Welcome to Centers and Squares
As a Cambridge real estate agent, the city squares of Cambridge, Somerville and Medford and the town centers of Arlington, Watertown and Belmont, Massachusetts are my home turf. And as a lifelong New Englander who’s lived within twenty miles of Boston most of my life, I can introduce you to other nearby towns as we search for your new home. If you’re planning to sell your home in Cambridge, MA or nearby you’ll find plenty of info about the home selling process here too. Questions? Send me an email or call me at 617-504-1737.
Cambridge has a wonderful variety of parks and playgrounds. In the city every bit of green space is greatly appreciated. In the first in a series highlighting some of the parks around Cambridge we’ll check out the smallest park in Cambridge MA.
Cambridge’s Smallest Park
This tiny little park is just a block from my Cambridge real estate office in front of the Engine 8, Ladder 4 Fire Station at the busy intersection of Huron Ave, Garden Street and Sherman Street. Inside the locked gate of this grassy mini park – just 57 square feet in size – is a flag pole and a granite bench.

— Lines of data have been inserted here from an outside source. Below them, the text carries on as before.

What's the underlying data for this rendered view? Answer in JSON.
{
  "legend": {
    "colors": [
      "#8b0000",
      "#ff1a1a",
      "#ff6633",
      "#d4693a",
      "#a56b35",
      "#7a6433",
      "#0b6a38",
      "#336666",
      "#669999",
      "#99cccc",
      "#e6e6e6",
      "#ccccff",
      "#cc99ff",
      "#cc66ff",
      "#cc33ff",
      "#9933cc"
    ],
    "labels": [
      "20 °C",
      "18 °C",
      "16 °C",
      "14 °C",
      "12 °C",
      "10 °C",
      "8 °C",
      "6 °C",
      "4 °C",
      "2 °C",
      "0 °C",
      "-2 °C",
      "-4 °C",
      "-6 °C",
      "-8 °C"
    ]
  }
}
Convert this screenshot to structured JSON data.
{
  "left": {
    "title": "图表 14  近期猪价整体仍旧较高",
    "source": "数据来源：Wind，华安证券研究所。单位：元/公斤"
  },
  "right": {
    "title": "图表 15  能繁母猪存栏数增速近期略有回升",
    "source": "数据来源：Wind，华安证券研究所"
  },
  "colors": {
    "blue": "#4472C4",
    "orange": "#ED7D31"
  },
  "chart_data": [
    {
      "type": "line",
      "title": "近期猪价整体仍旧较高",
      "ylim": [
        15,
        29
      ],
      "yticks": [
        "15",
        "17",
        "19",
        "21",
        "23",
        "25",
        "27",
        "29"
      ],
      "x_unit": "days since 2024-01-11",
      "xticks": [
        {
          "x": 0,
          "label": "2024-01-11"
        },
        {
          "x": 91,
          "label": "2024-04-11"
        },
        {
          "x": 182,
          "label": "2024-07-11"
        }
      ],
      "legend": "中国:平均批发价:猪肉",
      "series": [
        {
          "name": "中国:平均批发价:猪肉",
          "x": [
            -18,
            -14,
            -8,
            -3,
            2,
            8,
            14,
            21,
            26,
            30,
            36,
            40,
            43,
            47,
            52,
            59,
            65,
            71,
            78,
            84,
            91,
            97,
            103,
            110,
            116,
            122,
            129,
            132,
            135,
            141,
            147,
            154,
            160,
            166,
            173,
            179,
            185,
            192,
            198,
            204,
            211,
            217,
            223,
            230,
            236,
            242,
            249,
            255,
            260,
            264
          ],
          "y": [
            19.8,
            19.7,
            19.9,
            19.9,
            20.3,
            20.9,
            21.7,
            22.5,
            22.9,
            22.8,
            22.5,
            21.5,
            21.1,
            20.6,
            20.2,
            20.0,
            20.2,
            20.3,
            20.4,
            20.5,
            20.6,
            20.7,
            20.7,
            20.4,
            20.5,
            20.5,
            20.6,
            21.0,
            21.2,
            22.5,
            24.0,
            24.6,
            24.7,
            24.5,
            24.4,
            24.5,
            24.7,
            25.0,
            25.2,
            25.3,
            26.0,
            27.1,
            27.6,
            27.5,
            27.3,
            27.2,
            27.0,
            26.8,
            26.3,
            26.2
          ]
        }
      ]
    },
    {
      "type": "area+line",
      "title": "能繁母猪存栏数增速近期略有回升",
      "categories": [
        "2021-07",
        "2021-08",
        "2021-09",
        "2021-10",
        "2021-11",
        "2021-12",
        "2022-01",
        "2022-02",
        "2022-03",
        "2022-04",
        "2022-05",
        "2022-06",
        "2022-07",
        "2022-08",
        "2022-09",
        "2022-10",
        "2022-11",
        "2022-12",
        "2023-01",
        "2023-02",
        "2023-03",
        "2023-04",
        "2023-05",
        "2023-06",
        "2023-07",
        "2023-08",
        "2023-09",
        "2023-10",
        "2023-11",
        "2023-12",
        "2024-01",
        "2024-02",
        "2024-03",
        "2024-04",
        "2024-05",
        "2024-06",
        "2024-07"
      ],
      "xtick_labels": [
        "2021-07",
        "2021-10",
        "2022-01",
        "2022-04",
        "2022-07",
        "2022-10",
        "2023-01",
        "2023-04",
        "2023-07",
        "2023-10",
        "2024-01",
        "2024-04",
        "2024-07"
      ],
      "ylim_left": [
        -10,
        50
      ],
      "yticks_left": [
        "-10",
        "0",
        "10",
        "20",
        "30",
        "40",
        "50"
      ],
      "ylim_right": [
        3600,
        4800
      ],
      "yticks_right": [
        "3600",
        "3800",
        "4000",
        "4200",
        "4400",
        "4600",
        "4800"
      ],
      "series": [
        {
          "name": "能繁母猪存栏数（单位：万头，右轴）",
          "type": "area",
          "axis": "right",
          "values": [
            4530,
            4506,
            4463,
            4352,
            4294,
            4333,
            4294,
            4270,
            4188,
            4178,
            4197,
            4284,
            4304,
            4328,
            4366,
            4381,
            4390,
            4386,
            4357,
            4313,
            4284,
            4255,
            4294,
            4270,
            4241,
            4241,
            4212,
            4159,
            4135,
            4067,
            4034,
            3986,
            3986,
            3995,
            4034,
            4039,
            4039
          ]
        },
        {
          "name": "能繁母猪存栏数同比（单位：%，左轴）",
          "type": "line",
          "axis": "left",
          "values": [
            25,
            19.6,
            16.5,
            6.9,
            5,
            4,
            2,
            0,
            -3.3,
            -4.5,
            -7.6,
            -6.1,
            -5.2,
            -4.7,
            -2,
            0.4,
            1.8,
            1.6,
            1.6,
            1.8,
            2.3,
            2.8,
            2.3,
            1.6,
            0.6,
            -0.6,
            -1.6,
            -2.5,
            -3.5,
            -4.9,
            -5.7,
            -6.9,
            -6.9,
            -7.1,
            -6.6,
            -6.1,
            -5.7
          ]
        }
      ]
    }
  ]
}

When I first heard about this park in miniature I thought it was some sort of exclusive park for neighbors – similar to locked parks for residents in the South End or Beacon Hill in Boston.
Because the park is indeed locked – and some people received keys to the park in the mail. Another real estate agent in my office knew someone who had received one of the mysterious keys. What was his secret? How did he score a key?
Taylor Square – It’s Not Just a Park – It’s Art
When I took a closer look at the park and saw the bench pictured at right I realized something more was going on. Inscribed on the granite bench are two keys – one says “Taylor Sq”, the other “Copy Me”. Perhaps this wasn’t the exclusive private park I imagined it to be. Perhaps it was something more.
Sure enough, with a little bit of poking around online, I discovered that the park is indeed an art installation. Envisioned by artist Paul Ramirez Jonas as a communal space, 5000 keys designed by Jonas were mailed to people in Cambridge. Keys are also available at the Fire Station. People are encouraged to copy the keys. According to Jonas, “Taylor Square belongs to the public. It is closed, yet simultaneously open, re-emphasizing that the ownership of public space resides in the public itself.”
Did the artist successfully convey his message? I’m not so sure given what I thought and felt about the park before discovering its secret. But a park with a secret – and a message – is a good thing. I’m going to go and ask a fireman for a key – and make a lot of copies!